I heard the bells on UBC’s clock tower singing in the distance for the first time at 4 PM yesterday, and again at 2 PM today. Twice in two days? Where have I been for the past two years? Did the bells just start ringing recently or have I been camping on other parts of campus too often? For a moment, I felt like I was in a small European town.
Speaking of Europe, which has a relatively better health care system, here’s another passage or two from Worst Case Bioethics:
As Franklin Roosevelt first noted in 1944, just before D-Day, denying healthcare denies equal opportunity and is an assault on human dignity. Concurrently, the language of social justice should be employed, especially by using stories of real Americans denied needed healthcare, to convince Americans — who probably don’t need much convincing — that it is simply unfair to deny uninsured and underinsured (and even many insured) Americans decent healthcare, as it is unfair to deny decent education to Americans who cannot afford it. Healthcare is a moral issue and denial of healthcare based on inability to pay is immoral.
Since we’re on the topic of morality, let’s talk about torture. Lawyers and physicians working for the United States government and military played essential roles in ensuring the torture of suspected insurgents. Physicians had (and still have) the “licence to torture” from the sanction of lawyers, while lawyers and law-makers made torture legal, despite the result of the Nuremberg trials and Geneva conventions, through the supposed “medical evaluations” of physicians.
Read the following statement from the former White House Counsel, Alberto Gonzales:
…the war against terrorism ushers in a new paradigm… Our Nation recognizes that this new paradigm — ushered in not by us, but by terrorists — requires new thinking in the law of war.
And compare it with Hitler’s policy:
The main theme [of Hitler's instructions] was that this was the decisive battle between two ideologies and that this fact made it impossible to use in this war methods as we soldiers knew them and which were considered to be the only correct ones under International Law. The war could not be carried on by these means. In this case completely different standards had to be applied.
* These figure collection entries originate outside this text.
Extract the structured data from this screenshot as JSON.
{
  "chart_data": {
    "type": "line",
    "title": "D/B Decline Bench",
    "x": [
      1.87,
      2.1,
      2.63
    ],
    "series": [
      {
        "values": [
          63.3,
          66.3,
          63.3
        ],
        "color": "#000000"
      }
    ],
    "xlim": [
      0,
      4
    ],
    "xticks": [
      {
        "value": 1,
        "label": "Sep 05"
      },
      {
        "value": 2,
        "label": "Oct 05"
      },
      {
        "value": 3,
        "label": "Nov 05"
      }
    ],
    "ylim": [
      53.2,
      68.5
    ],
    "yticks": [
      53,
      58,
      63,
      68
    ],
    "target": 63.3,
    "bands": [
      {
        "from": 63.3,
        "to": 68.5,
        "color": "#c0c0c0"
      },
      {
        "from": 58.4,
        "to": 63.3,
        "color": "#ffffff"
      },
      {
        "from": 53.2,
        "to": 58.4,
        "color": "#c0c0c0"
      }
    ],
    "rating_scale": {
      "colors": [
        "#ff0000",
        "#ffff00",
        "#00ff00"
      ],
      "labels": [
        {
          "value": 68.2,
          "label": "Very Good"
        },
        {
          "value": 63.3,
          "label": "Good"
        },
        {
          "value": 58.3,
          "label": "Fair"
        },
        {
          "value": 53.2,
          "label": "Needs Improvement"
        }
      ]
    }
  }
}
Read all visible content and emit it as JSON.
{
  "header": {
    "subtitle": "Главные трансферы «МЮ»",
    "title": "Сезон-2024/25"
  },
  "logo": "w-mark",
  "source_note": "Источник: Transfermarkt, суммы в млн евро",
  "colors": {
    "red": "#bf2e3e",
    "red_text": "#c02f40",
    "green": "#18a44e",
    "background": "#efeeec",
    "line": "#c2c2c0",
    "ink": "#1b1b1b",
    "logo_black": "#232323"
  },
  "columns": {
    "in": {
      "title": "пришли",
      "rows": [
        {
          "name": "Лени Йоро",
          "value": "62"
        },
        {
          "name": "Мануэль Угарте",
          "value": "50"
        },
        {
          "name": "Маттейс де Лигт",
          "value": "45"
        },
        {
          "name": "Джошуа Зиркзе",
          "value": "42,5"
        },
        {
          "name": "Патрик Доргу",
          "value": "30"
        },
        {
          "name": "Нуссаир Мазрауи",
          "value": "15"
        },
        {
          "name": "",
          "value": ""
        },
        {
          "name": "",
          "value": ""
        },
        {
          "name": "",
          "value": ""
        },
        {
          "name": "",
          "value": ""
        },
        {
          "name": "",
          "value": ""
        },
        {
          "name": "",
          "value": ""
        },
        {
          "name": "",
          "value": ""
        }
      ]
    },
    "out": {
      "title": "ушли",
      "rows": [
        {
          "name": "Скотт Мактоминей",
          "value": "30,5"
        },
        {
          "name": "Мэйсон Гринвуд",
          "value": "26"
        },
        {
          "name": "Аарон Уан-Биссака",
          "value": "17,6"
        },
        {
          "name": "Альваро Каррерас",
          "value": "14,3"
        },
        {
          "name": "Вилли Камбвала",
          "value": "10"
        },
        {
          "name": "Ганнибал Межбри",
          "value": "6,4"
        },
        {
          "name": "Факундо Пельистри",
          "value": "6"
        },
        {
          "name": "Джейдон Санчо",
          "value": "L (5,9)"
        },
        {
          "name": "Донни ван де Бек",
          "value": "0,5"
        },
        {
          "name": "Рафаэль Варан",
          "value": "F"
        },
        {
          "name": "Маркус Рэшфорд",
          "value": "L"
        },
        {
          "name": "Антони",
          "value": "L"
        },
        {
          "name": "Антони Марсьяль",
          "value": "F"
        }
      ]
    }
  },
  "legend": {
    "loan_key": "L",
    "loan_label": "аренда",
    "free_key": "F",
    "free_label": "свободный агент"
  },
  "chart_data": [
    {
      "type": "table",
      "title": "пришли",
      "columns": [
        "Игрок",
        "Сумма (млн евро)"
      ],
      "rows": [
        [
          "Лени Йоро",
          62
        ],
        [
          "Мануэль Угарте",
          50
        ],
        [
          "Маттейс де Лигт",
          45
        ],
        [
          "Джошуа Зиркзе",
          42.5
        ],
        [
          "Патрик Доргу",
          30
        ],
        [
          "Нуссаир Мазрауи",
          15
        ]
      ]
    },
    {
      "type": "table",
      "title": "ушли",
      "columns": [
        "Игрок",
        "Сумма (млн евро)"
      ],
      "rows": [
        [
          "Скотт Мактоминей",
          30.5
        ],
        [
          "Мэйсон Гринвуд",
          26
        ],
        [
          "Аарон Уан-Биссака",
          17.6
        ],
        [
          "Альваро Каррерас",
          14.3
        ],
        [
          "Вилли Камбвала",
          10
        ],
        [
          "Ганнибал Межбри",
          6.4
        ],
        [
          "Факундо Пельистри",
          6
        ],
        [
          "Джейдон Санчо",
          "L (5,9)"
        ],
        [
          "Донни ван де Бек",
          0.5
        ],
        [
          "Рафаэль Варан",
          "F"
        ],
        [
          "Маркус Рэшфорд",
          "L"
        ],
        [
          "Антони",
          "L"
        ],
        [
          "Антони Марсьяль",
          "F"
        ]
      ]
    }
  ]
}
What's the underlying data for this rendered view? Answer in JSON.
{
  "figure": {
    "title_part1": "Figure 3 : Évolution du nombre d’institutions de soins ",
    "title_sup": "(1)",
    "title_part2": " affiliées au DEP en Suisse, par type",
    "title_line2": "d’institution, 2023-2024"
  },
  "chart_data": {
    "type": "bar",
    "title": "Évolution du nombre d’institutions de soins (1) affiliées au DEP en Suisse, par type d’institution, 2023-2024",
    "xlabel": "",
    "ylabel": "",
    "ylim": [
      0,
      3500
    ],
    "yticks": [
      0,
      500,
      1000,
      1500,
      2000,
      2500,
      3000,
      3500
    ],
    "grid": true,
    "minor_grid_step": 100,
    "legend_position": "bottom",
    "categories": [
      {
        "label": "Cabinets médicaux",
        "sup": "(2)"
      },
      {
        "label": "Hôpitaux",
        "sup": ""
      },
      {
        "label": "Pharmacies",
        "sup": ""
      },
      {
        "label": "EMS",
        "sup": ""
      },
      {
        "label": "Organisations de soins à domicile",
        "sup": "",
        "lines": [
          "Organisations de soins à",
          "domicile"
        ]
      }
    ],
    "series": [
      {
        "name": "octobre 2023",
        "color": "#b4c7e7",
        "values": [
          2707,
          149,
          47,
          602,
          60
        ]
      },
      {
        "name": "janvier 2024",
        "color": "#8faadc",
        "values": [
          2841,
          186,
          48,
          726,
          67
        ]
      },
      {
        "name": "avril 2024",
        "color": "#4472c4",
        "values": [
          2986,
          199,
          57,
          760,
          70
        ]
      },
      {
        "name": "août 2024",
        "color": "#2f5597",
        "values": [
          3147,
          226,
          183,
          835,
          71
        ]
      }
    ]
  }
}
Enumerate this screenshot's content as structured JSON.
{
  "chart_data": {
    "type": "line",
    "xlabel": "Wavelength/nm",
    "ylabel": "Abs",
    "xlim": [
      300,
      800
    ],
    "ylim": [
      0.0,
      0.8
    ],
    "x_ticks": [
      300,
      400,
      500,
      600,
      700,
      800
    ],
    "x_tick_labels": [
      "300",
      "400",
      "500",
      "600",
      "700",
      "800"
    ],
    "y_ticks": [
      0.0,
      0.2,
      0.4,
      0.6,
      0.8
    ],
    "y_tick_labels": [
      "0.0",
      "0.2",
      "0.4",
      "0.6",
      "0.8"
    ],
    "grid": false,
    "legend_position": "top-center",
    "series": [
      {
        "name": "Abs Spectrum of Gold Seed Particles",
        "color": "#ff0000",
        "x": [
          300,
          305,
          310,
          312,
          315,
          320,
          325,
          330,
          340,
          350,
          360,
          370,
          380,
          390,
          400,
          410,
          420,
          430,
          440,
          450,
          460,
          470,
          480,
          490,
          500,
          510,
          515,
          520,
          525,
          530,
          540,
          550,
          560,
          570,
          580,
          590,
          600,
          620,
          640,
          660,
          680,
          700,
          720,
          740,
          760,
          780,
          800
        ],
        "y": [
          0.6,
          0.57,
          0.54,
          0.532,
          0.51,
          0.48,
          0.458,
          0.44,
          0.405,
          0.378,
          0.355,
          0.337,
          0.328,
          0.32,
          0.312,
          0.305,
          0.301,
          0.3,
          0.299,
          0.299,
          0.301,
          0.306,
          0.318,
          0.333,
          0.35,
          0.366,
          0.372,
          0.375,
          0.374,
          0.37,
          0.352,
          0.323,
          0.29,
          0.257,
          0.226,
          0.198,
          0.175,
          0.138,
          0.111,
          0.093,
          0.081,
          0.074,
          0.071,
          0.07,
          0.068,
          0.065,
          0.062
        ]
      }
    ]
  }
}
This was an entirely new kind of war, based on completely different arguments and principles.
At this conference the Fuhrer stated that… since the Russians were not signatories to The Hague Convention the treatment of their prisoners of war does not have to follow the Articles of the Convention.
What I am inspired by, though, is that such critical remarks and analyses can be freely discussed and even published in America and much of the Western world.
oh wow I didn’t realize the clock tower even had a bell… Where have I been? I have yet to hear its chimes.
We’ve all been busy studying
Are you also volunteering for RSR?
I would always hear the clocktower chime when I had class in Buchanan. It rings on the hour, but it also plays a longer carillon at something like 2:25.
Although, maybe the construction work drowned it out last year.
Weird that you posted that now XD I heard it ring for the first time at 9AM this morning XD I was just like… …we have a clock tower that rings?
Yes I am! Just realized you’re volunteering too!